In this significant time of not-knowingness, I wanted to post some thoughts and resources that have made a nourishing difference for me, in the hopes that they in turn might be helpful and nourishing for you.
Can we take this time to rest, so that our souls can catch up with us?
This idea came to me when reading the following story: “The story is told of a South American tribe that went on a long march, day after day, when all of a sudden they would stop walking, sit down for a while, and then make camp for a couple of days before going further. They explained that they needed the time to rest so that their souls could catch up with them.”
This story is told by Wayne Muller, an ordained minister, in a wonderfully soothing book called Sabbath. In Sabbath, Wayne Muller weaves together the strands of different religious traditions to reveal how each of them does honor the sacred meaning of the Jewish Sabbath. On the jacket of the book it says: “Millenia ago, the tradition of the Sabbath created an oasis of sacred time, within a life of unceasing labor… a refuge for our souls.”
I woke up last week with an image. What I saw was an invisible creature, a silent teacher, roaming our planet, intent on teaching us some very important basic facts:
- Slow down
- Look around you
- We are “one” planet and there is no planet “B”
- We are completely interdependent
- We are equal
- All of us are vulnerable just the same way
- To survive we must co-operate
- Leadership must be done from the “future calling”

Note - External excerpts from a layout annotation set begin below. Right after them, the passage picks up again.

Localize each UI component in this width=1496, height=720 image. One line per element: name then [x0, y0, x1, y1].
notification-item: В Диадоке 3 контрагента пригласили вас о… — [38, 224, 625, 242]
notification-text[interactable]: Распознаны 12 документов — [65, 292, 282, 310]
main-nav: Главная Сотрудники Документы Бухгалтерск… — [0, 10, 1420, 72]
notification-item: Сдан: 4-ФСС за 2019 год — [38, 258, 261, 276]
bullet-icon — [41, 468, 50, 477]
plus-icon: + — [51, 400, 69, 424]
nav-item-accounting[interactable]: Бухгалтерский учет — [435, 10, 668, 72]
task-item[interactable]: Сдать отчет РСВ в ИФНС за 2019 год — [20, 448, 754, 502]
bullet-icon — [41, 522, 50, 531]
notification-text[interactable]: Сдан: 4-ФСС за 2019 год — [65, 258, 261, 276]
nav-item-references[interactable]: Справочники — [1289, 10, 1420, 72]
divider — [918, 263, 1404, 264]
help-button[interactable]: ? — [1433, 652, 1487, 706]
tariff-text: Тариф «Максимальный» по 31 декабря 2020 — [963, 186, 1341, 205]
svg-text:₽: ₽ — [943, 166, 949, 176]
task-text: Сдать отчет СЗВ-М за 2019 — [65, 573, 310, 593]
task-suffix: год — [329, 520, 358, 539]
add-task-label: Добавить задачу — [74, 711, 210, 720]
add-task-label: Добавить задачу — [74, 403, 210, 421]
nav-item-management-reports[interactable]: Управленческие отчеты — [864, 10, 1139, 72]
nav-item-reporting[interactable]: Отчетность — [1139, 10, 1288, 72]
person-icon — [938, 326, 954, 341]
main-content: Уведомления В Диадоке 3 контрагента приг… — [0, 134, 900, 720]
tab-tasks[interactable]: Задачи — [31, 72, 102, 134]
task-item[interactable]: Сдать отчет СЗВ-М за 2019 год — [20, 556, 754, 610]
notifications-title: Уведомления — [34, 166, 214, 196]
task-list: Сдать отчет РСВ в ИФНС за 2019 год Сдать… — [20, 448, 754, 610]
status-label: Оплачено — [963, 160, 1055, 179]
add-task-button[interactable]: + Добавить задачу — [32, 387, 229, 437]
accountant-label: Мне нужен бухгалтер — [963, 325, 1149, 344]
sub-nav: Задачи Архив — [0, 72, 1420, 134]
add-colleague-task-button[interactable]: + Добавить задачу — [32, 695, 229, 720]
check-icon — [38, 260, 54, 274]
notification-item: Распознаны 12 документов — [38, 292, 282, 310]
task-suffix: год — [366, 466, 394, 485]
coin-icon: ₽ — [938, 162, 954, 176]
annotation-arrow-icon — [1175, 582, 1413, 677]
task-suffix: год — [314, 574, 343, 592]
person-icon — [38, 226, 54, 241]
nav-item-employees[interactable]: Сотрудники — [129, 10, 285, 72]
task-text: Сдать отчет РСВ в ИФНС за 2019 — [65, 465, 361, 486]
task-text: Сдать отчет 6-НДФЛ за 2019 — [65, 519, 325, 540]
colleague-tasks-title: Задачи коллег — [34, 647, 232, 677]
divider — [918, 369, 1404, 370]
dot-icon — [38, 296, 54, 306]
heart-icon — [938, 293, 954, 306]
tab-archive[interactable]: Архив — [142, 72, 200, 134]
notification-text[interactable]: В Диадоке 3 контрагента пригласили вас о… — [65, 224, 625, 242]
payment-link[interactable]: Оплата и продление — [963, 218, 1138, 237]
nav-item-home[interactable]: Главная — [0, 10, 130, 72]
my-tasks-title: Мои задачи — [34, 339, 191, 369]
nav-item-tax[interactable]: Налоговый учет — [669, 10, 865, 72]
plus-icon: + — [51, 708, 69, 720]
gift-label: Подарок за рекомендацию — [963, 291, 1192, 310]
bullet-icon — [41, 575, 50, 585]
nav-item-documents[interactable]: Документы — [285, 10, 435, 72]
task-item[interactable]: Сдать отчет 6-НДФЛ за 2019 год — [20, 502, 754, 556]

- As a planet we must go down the “U” to hear the future calling
- Our destiny as inhabitants of our planet is unpredictable
- We must nourish each other’s souls so that we can even tolerate isolation
- We need the Pandemic of being deeply connected to each other
My favorite saying is: “Very few people know that there are special angels, whose only job is to make sure we do not get too comfortable, and fall asleep, and miss our life.” The “angels of discomfort” are indeed all around us.
This poem by Lynn Ungar called Pandemic has landed in my inbox many times over the last few days. In it Lynn invites us to let these “angels of discomfort” wake us up.
What if you thought of it
as the Jews consider the Sabbath-
the most sacred of times?
Cease from travel.
Cease from buying and selling.
Give up, just for now,
on trying to make the world
different than it is.
Sing. Pray. Touch only those
to whom you commit your life.
And when your body has become still,
reach out with your heart.
Know that we are connected
in ways that are terrifying and beautiful.
(You could hardly deny it now.)
Know that our lives
are in one another’s hands.
(Surely, that has come clear.)
Do not reach out your hands.
Reach out your heart.
Reach out your words.
Reach out all the tendrils
of compassion that move, invisibly,
where we cannot touch.
Promise this world your love–
for better or for worse,
in sickness and in health,
as long as we all shall live.
Rome, Italy, where people are singing on their balconies, with their windows open so that those who are alone may hear the sounds of shared joy during this time of social distancing.
I have had a long talk with my friend Jill Bolte Taylor. Jill is a brilliant brain scientist. She had a stroke and recovered completely. You must see her TED talk. She is writing a new book about the brain. In it she describes the left brain with the thinking and feeling side, and the right brain with the feeling and thinking side. She calls them Characters #1 #2 #3 and #4. She recommends to give each character a name.
I was so inspired by my talk with Jill that I decided to write about Yumi’s 4 characters.
Here is what I have understood:
My previous Yumi had four powerful characters:
1- Left hemisphere character number #1: Einstein. It was his intellectual brilliance, his analytical thinking, his capacity to conceptualize and plan, his powerful execution of complex ideas.
2- Left hemisphere character number #2: Yumchick. It was the Yumi who went through the war and lost his sisters. It was the Yumi who worried about everything. It was the Yumi with the deep pain and the unfinished grief from so many losses.
3- Right hemisphere character number #3: Pipchick. It is the sweetest most adorable boy/man. He is here now, so available, so cooperative, so loving, so gracious. He doesn’t talk, but he is very present.
4- Right hemisphere character number #4: Wise Yumi. He is the one who, when his cousin Eli died two weeks ago, said to his wife Aliza, in Hebrew: “Aliza, I am an old man. I have had a sad life with many losses. And the loss of Eli is not the loss of a cousin. It is the loss of a brother.”
What I now realize fully is that with my new Yumi only characters #3 and #4 are present. Characters #1 and #2 are not there anymore. However, I can see that what it allows my new Yumi to experience is being at peace with a mind that rests gently in his heart. I am amazed at the fact that by beloved man is now once again my teacher for this new time, a time when simply being here, open and receptive, and available is of the essence. My new teacher of “nowness” is my beloved Yumi. Sitting with him in silence is an experience of peacefulness and groundedness.
I am closing today’s post to you with the title of Pema Chodron’s new book Welcoming the Unwelcome: Wholehearted Living in a Brokenhearted World.
May we all indeed be inspired and empowered to welcome the unwelcome, and live wholeheartedly and together on our beautiful and vulnerable planet.